In the 1960s, the government decreed that housing development was to focus primarily on the construction of large residential complexes. At that time, the housing shortage in Czechoslovakia was severe and there was little support from the project design institutes for family houses and smaller residential developments. Even so, a number of buildings were built in Brno that were the result of interesting and inventive approaches, as architects attempted to find the ideal forms for new types of building.

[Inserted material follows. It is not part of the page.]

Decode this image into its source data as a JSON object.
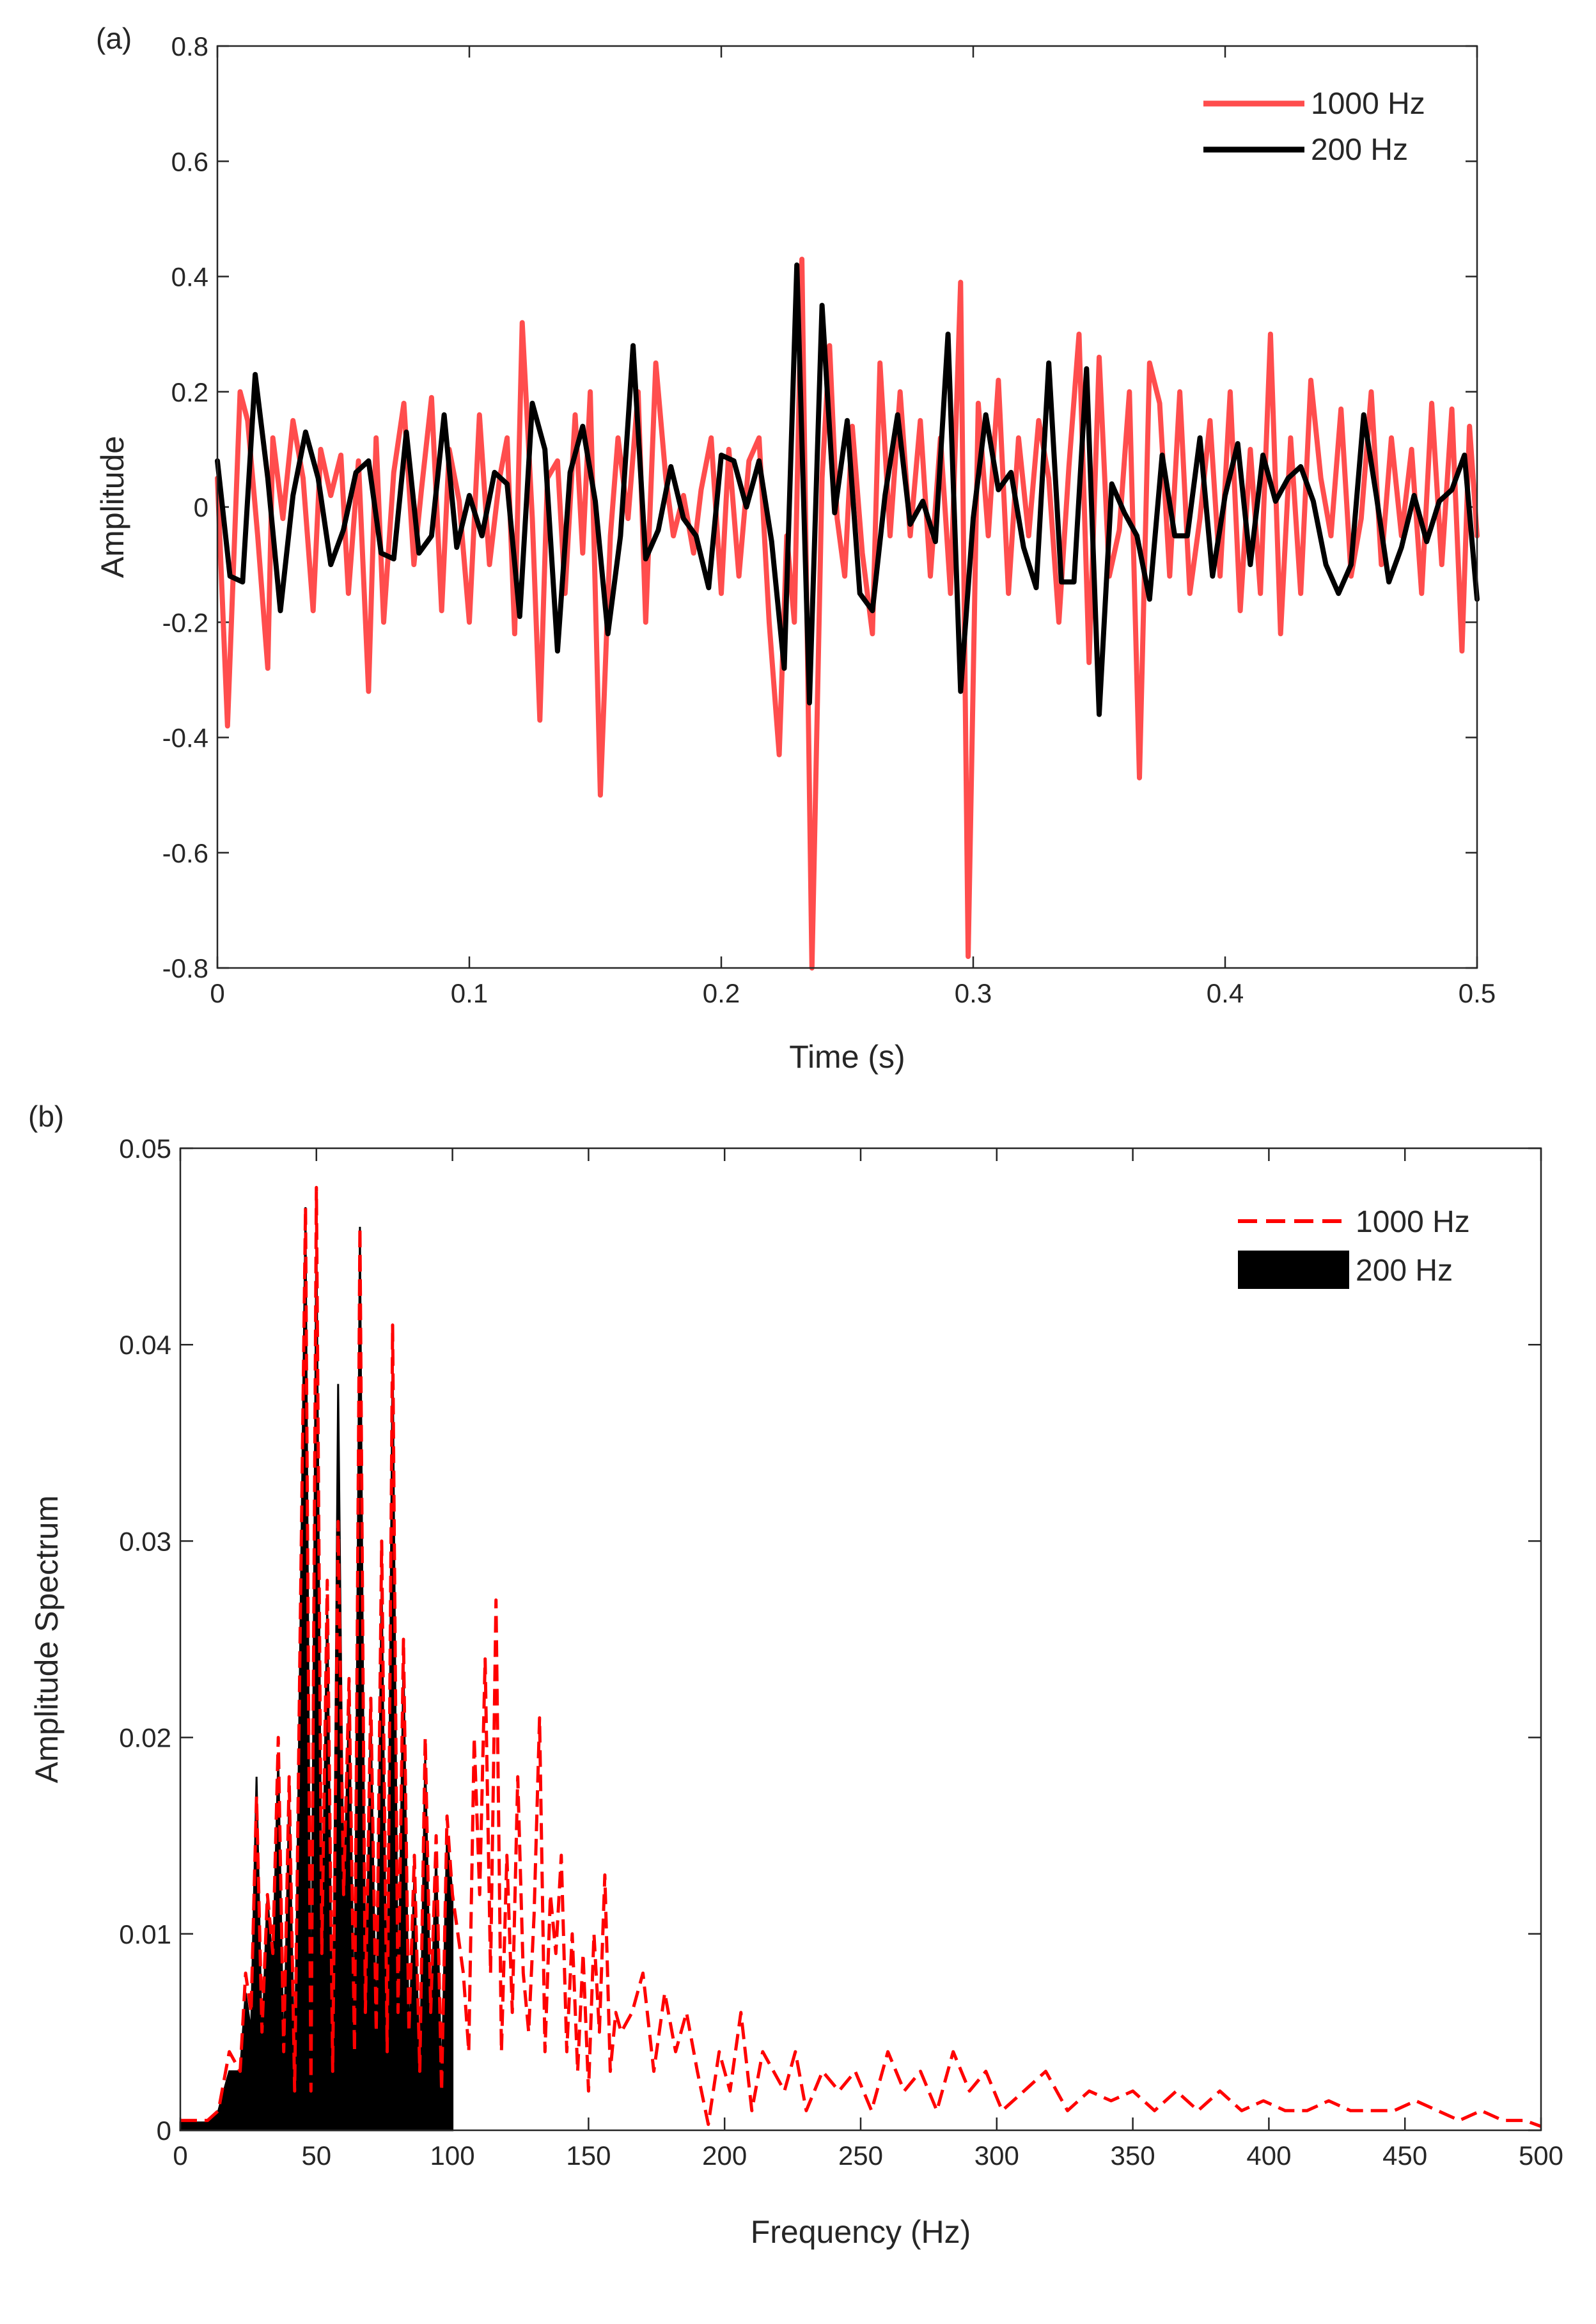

The housing construction cooperative of Stavoprojekt Brno employees had new apartment blocks built in Neumannova street, on the slope overlooking the district of Pisárky, between 1962 (nos. 56, 54 and 48, 46) and 1965 (nos. 50, 52), based on a project drawn up by the architect Arnošt Krejza. The three four-floor adjoined blocks with cellars were placed very discreetly in a residential area of villas and, along with the surrounding buildings, form a relatively harmonious whole. The buildings are rectangular-shaped with a flat roof and a distinctive southern facade, which is segmented by a symmetrical grid of loggias. They comprise twenty housing units, with three two-bedroom flats on each floor. They were constructed using brick block panels of the T02B - OS construction system. These were lighter and more variable, when compared to conventional concrete panels, and were an intermediate stage in the development between traditional brick and prefabricated panel construction.
In 2010, two of the buildings had their exterior surfaces clad with thermal insulation and their windows replaced. This renovation did not detract from the individuality of the residential whole, as the colour for the new façade was chosen wisely. The revitalization of the building consisting of the adjoined blocks numbered 46 and 48, only entailed its wooden windows being replaced with plastic versions, and the original roughcast plaster facade with its pleasant earthy tones of beige, grey and deep red remains to this day.